In October 1874, a publisher's prospectus was issued for Mackenzie's Royal Masonic Cyclopaedia. In mid-August 1875, Mackenzie wrote a friend that “when this book is finished, I shall, very likely, run over to Canada. My father in law Harrison Aydon is carrying all before him and I am in correspondence with my cousin Alexander Mackenzie the Premier [of Canada]." Mackenzie corrected the last of the Cyclopaedia proofs early in 1877.

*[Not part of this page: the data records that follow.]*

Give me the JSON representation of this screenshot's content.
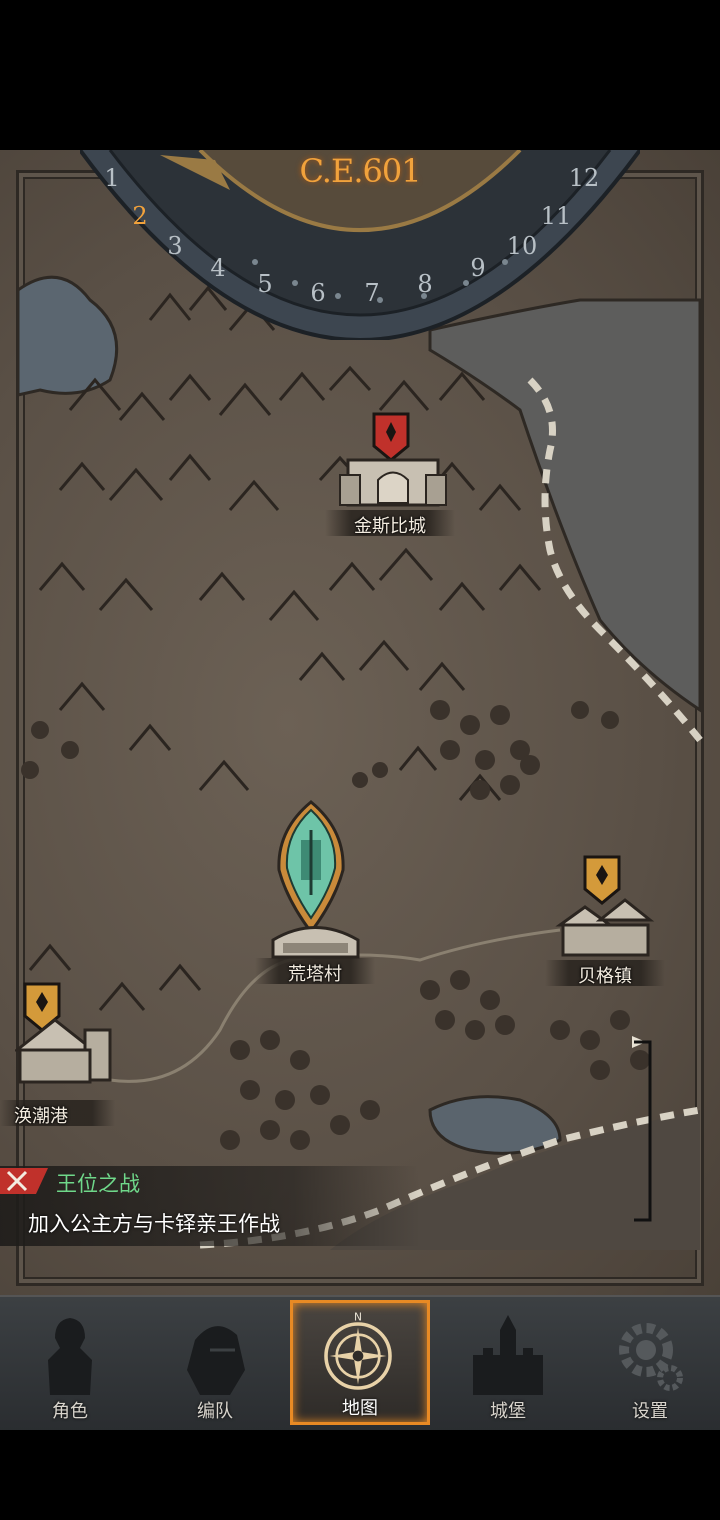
{
  "calendar": {
    "year": "C.E.601",
    "months": [
      "1",
      "2",
      "3",
      "4",
      "5",
      "6",
      "7",
      "8",
      "9",
      "10",
      "11",
      "12"
    ],
    "current_month": "2"
  },
  "cities": {
    "jinsibi": "金斯比城",
    "huangta": "荒塔村",
    "beige": "贝格镇",
    "huanchao": "涣潮港"
  },
  "quest": {
    "title": "王位之战",
    "description": "加入公主方与卡铎亲王作战"
  },
  "nav": {
    "character": "角色",
    "team": "编队",
    "map": "地图",
    "castle": "城堡",
    "settings": "设置",
    "compass_n": "N"
  },
  "colors": {
    "accent": "#e88a24",
    "quest_green": "#6fd88a",
    "banner_red": "#c0312b",
    "banner_gold": "#d49a3a",
    "hero_teal": "#6ec4a8"
  }
}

In 1881, Mackenzie edited the early issues of the Masonic periodical Kneph. He planned a book called The Game of Tarot: Archaeologically and Symbolically Considered, which was announced but not published. Another new order, the "Order of Light", was launched in 1882, followed by Mackenzie's creation of an even more esoteric Masonic organization called the "Society of Eight," formed especially "for the study of Alchemy." In 1883, John Hogg published The Shoes of Fortune, and Other Fairy Tales by Hans Christian Andersen, "with a biographical sketch of Andersen by Kenneth R. H. Mackenzie, LLD., original English editor of Andersen's 'In Sweden'."

==Death and posthumously discovered works==

Kenneth R. H. Mackenzie died on 3 July 1886, shortly before his fifty-third birthday.

In August 1887, the Cipher Manuscripts were bought from Mackenzie's wife and transferred, via A. F. A. Woodford, to William Wynn Westcott. Although the Cipher Manuscripts appeared to be in Mackenzie's handwriting, Westcott made elaborate claims concerning Mackenzie's having received permission to open, in Britain, an order that was said to have originated in Germany, the Hermetic Order of the Golden Dawn. The Cipher Manuscripts were used to found the order.